Boiling will work for chlorine, but may not drive chloramine off. It will also precipitate out calcium carbonate, which reduces the hardness of the water, but can also result in a Calcium ion deficient water.
I now dechlorinate my water with a pinch of sodium metabisulphite, or half a campden tablet, for each 15 litres. As soon as I started to treat the chlorine in my water this way, a consistent problem I was having with polyphenolic astringency went away and my beers became a lot cleaner in flavour.
Any residual sodium met after the dechlorination process will be beneficial in the mash, as it will work to prevent oxidation.
Sodium met isn't for everyone. Its fairly nasty stuff, and known to trigger asthma attacks and skin allergies (eczema, urticaria) in some people.
My own water treatment regime was worked out using Ken Schwartz's BreWater 3.0
For Brisbane water it consists of:
- dechlorinate with sodium metabisulphite. This tends to bring the pH down from 7.9 to about 7.1, due to production of sulphurous acid as one of the side effects of the chlorine neutralisation reaction.

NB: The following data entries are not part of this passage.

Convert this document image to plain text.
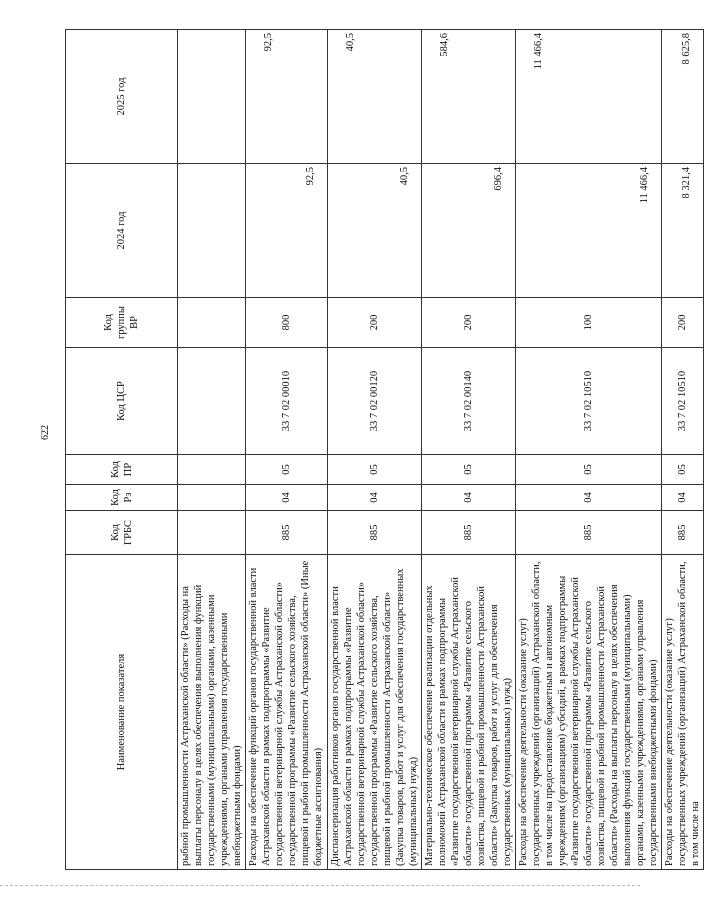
622
Наименование показателя	Код ГРБС	Код Рз	Код ПР	Код ЦСР	Код группы ВР	2024 год	2025 год
рыбной промышленности Астраханской области» (Расходы на выплаты персоналу в целях обеспечения выполнения функций государственными (муниципальными) органами, казенными учреждениями, органами управления государственными внебюджетными фондами)							
Расходы на обеспечение функций органов государственной власти Астраханской области в рамках подпрограммы «Развитие государственной ветеринарной службы Астраханской области» государственной программы «Развитие сельского хозяйства, пищевой и рыбной промышленности Астраханской области» (Иные бюджетные ассигнования)	885	04	05	33 7 02 00010	800	92,5	92,5
Диспансеризация работников органов государственной власти Астраханской области в рамках подпрограммы «Развитие государственной ветеринарной службы Астраханской области» государственной программы «Развитие сельского хозяйства, пищевой и рыбной промышленности Астраханской области» (Закупка товаров, работ и услуг для обеспечения государственных (муниципальных) нужд)	885	04	05	33 7 02 00120	200	40,5	40,5
Материально-техническое обеспечение реализации отдельных полномочий Астраханской области в рамках подпрограммы «Развитие государственной ветеринарной службы Астраханской области» государственной программы «Развитие сельского хозяйства, пищевой и рыбной промышленности Астраханской области» (Закупка товаров, работ и услуг для обеспечения государственных (муниципальных) нужд)	885	04	05	33 7 02 00140	200	696,4	584,6
Расходы на обеспечение деятельности (оказание услуг) государственных учреждений (организаций) Астраханской области, в том числе на предоставление бюджетным и автономным учреждениям (организациям) субсидий, в рамках подпрограммы «Развитие государственной ветеринарной службы Астраханской области» государственной программы «Развитие сельского хозяйства, пищевой и рыбной промышленности Астраханской области» (Расходы на выплаты персоналу в целях обеспечения выполнения функций государственными (муниципальными) органами, казенными учреждениями, органами управления государственными внебюджетными фондами)	885	04	05	33 7 02 10510	100	11 466,4	11 466,4
Расходы на обеспечение деятельности (оказание услуг) государственных учреждений (организаций) Астраханской области, в том числе на	885	04	05	33 7 02 10510	200	8 321,4	8 625,8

- Boost calcium to 50ppm by adding about 1g of either Calcium Sulphate or Calcium Chloride to each 10 litres of water. Necessary because Brisbane water has low Calcium levels (< 20 ppm)
- For English styles I go further with 2g Calcium Sulphate and 0.25g Magnesium Sulphate per 10 litres of water. This gives a much crisper pale ale or bitter without going over the top with full Burtonisation.
- pH of sparge water is adjusted to around 5.5, which takes about 2 ml of 85% phosphoric acid per 10 litres.
This regime, for Brisbane Water, has given consistently good beers, mash pH in the right ballpark (around 5.3), and minimal tannin extraction even when I have sparged below 1.010.
You will need to work out what works for your own local water profile. One man's water treatment won't work for someone with different water. It is therefore important to start simple, and only make changes if you feel you need to (like I did due to my chlorine driven off flavours).